Conclusions and TL;DR

Let’s summarize.

First, it’s not entirely correct to say that any SSD as an SLOG is better than none. You need an SSD that will be faster than the write speed to your pool, or you’re not doing yourself any favors. Since, again, the idea is to give ZFS a better spot than your pool for writing the intent log.

For most everyone, this means most any NVMe on the market should suffice. Just make sure to go with a quality brand and read reviews to make sure you’re getting one with decent throughput.

Do you need power loss protection? Likely not.

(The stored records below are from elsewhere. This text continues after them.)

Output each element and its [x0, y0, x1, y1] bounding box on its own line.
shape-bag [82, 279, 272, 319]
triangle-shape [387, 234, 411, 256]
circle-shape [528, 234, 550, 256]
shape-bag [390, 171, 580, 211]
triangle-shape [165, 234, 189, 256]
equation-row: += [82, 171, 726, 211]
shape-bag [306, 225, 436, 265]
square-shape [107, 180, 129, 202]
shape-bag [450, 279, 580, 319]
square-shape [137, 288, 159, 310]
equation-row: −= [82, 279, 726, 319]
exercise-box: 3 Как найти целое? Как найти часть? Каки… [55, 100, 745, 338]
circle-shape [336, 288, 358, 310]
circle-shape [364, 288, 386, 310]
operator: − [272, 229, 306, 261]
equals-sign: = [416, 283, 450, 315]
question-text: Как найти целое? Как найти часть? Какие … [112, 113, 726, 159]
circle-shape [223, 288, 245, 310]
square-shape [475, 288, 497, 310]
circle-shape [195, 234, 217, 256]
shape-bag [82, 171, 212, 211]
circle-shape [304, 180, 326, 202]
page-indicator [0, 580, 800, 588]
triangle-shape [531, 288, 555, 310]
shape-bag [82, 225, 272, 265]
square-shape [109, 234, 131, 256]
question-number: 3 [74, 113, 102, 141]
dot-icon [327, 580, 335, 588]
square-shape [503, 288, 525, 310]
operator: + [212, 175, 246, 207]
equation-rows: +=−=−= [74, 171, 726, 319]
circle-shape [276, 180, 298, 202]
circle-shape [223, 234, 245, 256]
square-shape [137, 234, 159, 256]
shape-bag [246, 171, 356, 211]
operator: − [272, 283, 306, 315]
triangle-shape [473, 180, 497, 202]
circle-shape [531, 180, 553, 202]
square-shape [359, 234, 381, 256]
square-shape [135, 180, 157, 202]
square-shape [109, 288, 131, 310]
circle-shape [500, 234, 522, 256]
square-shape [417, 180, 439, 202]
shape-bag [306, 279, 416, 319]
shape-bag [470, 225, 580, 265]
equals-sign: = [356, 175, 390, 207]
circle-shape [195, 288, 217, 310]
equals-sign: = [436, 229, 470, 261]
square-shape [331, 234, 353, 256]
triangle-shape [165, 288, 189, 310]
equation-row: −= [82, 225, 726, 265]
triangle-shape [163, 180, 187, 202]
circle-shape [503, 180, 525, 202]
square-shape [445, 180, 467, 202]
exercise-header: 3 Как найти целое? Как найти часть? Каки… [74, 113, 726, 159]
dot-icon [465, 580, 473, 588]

If your NAS is light duty, you’re not writing to it much and only really using it for backups, power loss protection is extra cost for no extra benefit. Just make sure you have a quality power supply and watch out for symptoms it may be failing. And have a quality UPS as well that outputs pure sine wave power to keep your power supply running well for years.

Do you need to mirror your SLOG? Likely not.

Like with power loss protection, mirroring your SLOG is extra cost for no added benefit if your NAS is light duty. The risk of actual data loss should your SLOG device die is minimal because the risk your SLOG will die without any kind of advance warning is also minimal.

And the possibility it’ll die at the same time your NAS crashes or loses power while you have synchronous writes in-flight is so low you really shouldn’t be giving it much thought. Just make sure you have S.M.A.R.T. enabled and pay attention to any warnings the service sends out. And if it dies while your system is still live, you lose performance, but all your data should still otherwise survive.

So, again, if you want to add an SLOG device, just pick a quality NVMe SSD, buy an adapter board if you need it to put it in a PCI-E slot, and call it a day.